Pope Francis’s encyclical Laudato Si opened publishing floodgates for theologians seeking to extend the pontiff’s manifesto for constructive projects. Torvend’s short volume forges a link between contemporary ecotheology and Benedictine history and spirituality. While Lynn White, Jr.’s 1967 essay “The Historic Roots of Our Ecologic Crisis” indicted Christianity for providing a theological justification for planetary exploitation, Torvend argues the case for the defense and appeals to Benedict as a church reformer whose life and rule provide ecological wisdom for the twenty-first century. His central question: “How is it that early medieval monasteries might serve today as a model of sustainable development and environmental conservation in a time of rapid urban development and global warming” (x).
The book’s opening chapters begin with an extensive historical overview of the opposition between the early Christian church and Roman imperialism, an opposition illustrated in the Book of Revelation. Torvend admits Roman polytheism sacralized nature, but contrasts imperial religion with the actual practice of agriculturally-motivated deforestation and destruction wrought by repeated wars. Benedict is presented as a figure who embarks on an exodus from both imperialism and a Romanized Christian faith made visible in the mammoth basilicas far removed from the groups meeting in house churches in the first generations after Christ. Relying upon Gregory the Great’s Dialogues to reconstruct a portrait of the saint living in harmony with his immediate surroundings, Torvend stresses the importance of Benedictine stability in fostering commitment to the natural world.
Chapter Four moves from historical synopsis to the spiritual theme at the heart of the book. Beginning with the liturgy of the hours outlined in Benedict’s rule, the author interweaves biblical references to the natural world with a presentation of how seasonal changes echo a christocentric spirituality.
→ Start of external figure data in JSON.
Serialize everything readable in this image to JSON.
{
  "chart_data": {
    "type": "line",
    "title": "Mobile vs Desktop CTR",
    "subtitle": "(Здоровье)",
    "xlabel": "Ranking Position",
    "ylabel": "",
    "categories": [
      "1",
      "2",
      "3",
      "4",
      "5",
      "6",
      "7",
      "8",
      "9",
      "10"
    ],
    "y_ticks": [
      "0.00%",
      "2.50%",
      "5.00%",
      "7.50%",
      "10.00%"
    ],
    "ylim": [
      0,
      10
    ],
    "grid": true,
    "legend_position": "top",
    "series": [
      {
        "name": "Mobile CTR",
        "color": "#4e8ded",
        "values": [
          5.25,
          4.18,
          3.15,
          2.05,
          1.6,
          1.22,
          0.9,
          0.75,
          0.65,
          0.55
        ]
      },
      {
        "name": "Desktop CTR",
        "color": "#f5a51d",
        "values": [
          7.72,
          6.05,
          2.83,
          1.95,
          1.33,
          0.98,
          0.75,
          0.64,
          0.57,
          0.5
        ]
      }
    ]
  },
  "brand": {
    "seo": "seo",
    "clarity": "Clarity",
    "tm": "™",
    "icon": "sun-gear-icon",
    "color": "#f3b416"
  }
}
In Chapter Five Torvend emphasizes the “sense of place” (99) that distinguishes the Benedictine charism from the wandering mendicants who would succeed early Christian monks during the High Middle Ages. This cenobitic rootedness accompanied by communal ownership is a contrast to the mobility taken for granted by contemporary North Americans. Torvend retrieves these charisms to make a case that White, raised in a Calvinist church, made assumptions about Christianity not sustained by historical research. This monastic charism echoes Jesus’ own embodied relationship to the ecological landscape of Palestine, and channeling the sociologist Philip Rieff the author poses the apt question: “Has the triumph of the therapeutic in the religions of North America drawn attention away from the fate of the earth and underscored an anthropocentric view of Christian spirituality that focuses solely on the individual’s spiritual journey or growth in holiness?” (122). Christians must break through delusions of autonomy to embrace interdependence and to distinguish personal wants from community needs.
In the book’s final chapter Torvend describes a 1986 epiphany centered upon Marcel Breuer’s abbey church at St. John’s Abbey in Collegeville, Minnesota. A non-religious visitor to the building calls Torvend’s attention to the way in which the bricks, the concrete, the wood, and the granite demonstrate how “the land is in the church” (141). Sacramentality constitutes both buildings and the Christian community, providing a foretaste of the New Jerusalem depicted at the end of Revelation. Monastic Ecological Wisdom provides those new to the study of monastic history with a helpful overview of the Benedictine tradition’s commitment to ecological values past and present. Students in theology and spirituality will benefit from the historically-informed presentation of Benedict’s cultural context. With this book, Torvend has provided a helpful counterpoint to Lynn White’s claim that Christianity corrodes human solidarity with the natural world. The lived witness of Christian monks provides ample evidence to the contrary.